La inflexibilidad del presupuesto nacional es un viejo problema. Mientras no se le considere en serio, la única solución a mano de las autoridades fiscales será el incumplimiento. En décadas, ningún Gobierno ha conseguido satisfacer las exigencias de leyes y mandatos constitucionales aprobados para repartir los ingresos a trocitos. Cuando mucho, esas disposiciones cumplen un papel de aspiración o meta.
Aprobamos, pues, las leyes, para incumplirlas, sin importar si la falta compromete la majestad de la Constitución Política. El presupuesto del 2014 no es la excepción. Ni la educación ni la deuda política obtendrán el financiamiento previsto por la Constitución Política. En el primer caso, los lamentos son justificados. En el segundo, más bien se impone celebrar el freno a los excesos de la norma constitucional, a cuyo tenor los partidos políticos podrían gastar el 0,19% del Producto Interno Bruto en la campaña electoral. El contraste entre las dos cuentas subraya el absurdo del despilfarro en política. Gastamos en la campaña lo que no tenemos para invertir en educación.
Tal como fue presentado al Congreso, el presupuesto del 2014 implica la ampliación del déficit fiscal en un 1%, pese al incumplimiento de las disposiciones relativas al financiamiento de la educación y de la política electoral. Apenas cabe imaginar la situación, si algún Gobierno intentara satisfacer la exigencia, también constitucional, de destinar el 10% del presupuesto a los gobiernos locales, norma emblemática de la manía de imponer al erario público obligaciones de imposible cumplimiento.
El incumplimiento no tiene consecuencias por la más simple de las razones: nadie está obligado a lo imposible. Quizá el ministro de Hacienda quiera, pero no puede. Si el dinero estuviera disponible, debería programar los gastos sin importar su voluntad, so pena de una grave acusación, pero no existen los recursos necesarios.

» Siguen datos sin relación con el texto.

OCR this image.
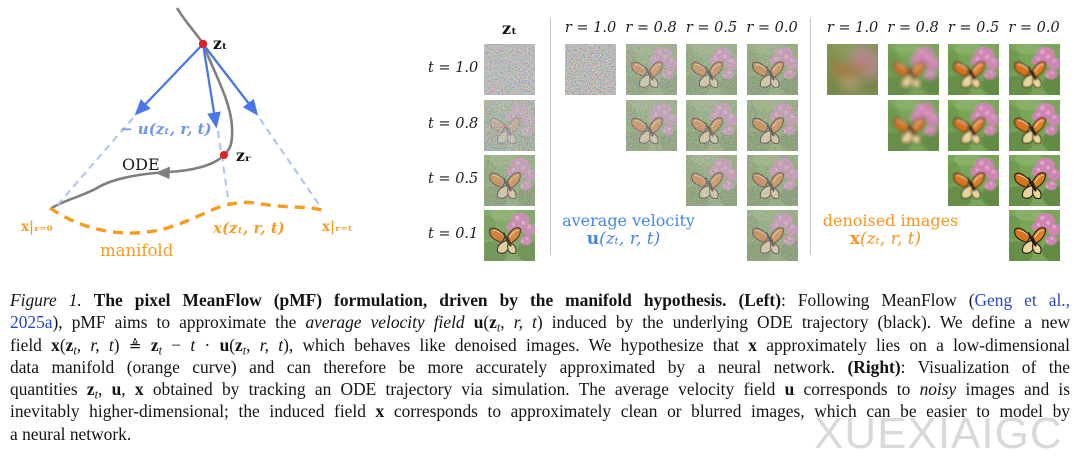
zₜ
zᵣ
− u(zₜ, r, t)
ODE
x|ᵣ₌₀	x(zₜ, r, t)	x|ᵣ₌ₜ
manifold
zₜ
t = 1.0
t = 0.8
t = 0.5
t = 0.1
r = 1.0 r = 0.8 r = 0.5 r = 0.0
average velocity
u(zₜ, r, t)
r = 1.0 r = 0.8 r = 0.5 r = 0.0
denoised images
x(zₜ, r, t)
XUEXIAIGC
Figure 1. The pixel MeanFlow (pMF) formulation, driven by the manifold hypothesis. (Left): Following MeanFlow (Geng et al.,
2025a), pMF aims to approximate the average velocity field $u(z_t$, r, t) induced by the underlying ODE trajectory (black). We define a new
field $x(z_t$, r, t) ≜ $z_t - t \cdot u(z_t$, r, t), which behaves like denoised images. We hypothesize that x approximately lies on a low-dimensional
data manifold (orange curve) and can therefore be more accurately approximated by a neural network. (Right): Visualization of the
quantities $z_t$, u, x obtained by tracking an ODE trajectory via simulation. The average velocity field u corresponds to noisy images and is
inevitably higher-dimensional; the induced field x corresponds to approximately clean or blurred images, which can be easier to model by
a neural network.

Más del 30% del presupuesto está destinado al inevitable servicio de la deuda pública. Alrededor del 11% se dedica al pago de pensiones. Un 6% financia al Poder Judicial y el gasto en educación, para acercarse al 8% del PIB, reclama más de una cuarta parte. Al Ministerio de Salud se le dedica otro 3%. La Presidencia de la República y unos dieciséis ministerios comparten el resto. Es decir, prácticamente todo el Gobierno central se financia con la quinta parte del plan de gastos.
Para cumplir los mandatos constitucionales, sería necesario recortar esa quinta parte del presupuesto en algo más de la mitad. El 50% ahorrado iría a los gobiernos locales. A partir de ahí, sería necesario completar los fondos destinados a educación, deuda política y otros fines. El ajuste obligaría a cerrar la mitad del Gobierno central. Aun así, de mantenerse las condiciones actuales de recaudación, se seguiría ensanchando el déficit fiscal.
Consecuencia de tanto sinsentido, los tribunales se ven en el predicamento de resolver reclamos basados en el texto de la ley, pero totalmente divorciados de la realidad fiscal. En este momento, el Ministerio de Hacienda insta a la Procuraduría General de la República a cuestionar en casación una sentencia favorable a las pretensiones de financiamiento del Patronato Nacional de la Infancia. Ninguna causa es más loable, pero las necesidades son muchas y el presupuesto, limitado, sobre todo en vista de su inflexibilidad.
El país necesita un ejercicio de honradez y coherencia, radicalmente opuesto al clientelismo y la demagogia, para alinear la ley con la práctica y las aspiraciones con las posibilidades. Promulgar normas de cualquier rango, para después violarlas por imposibilidad de cumplir sus mandatos, atenta contra la credibilidad de las instituciones y el régimen de derecho.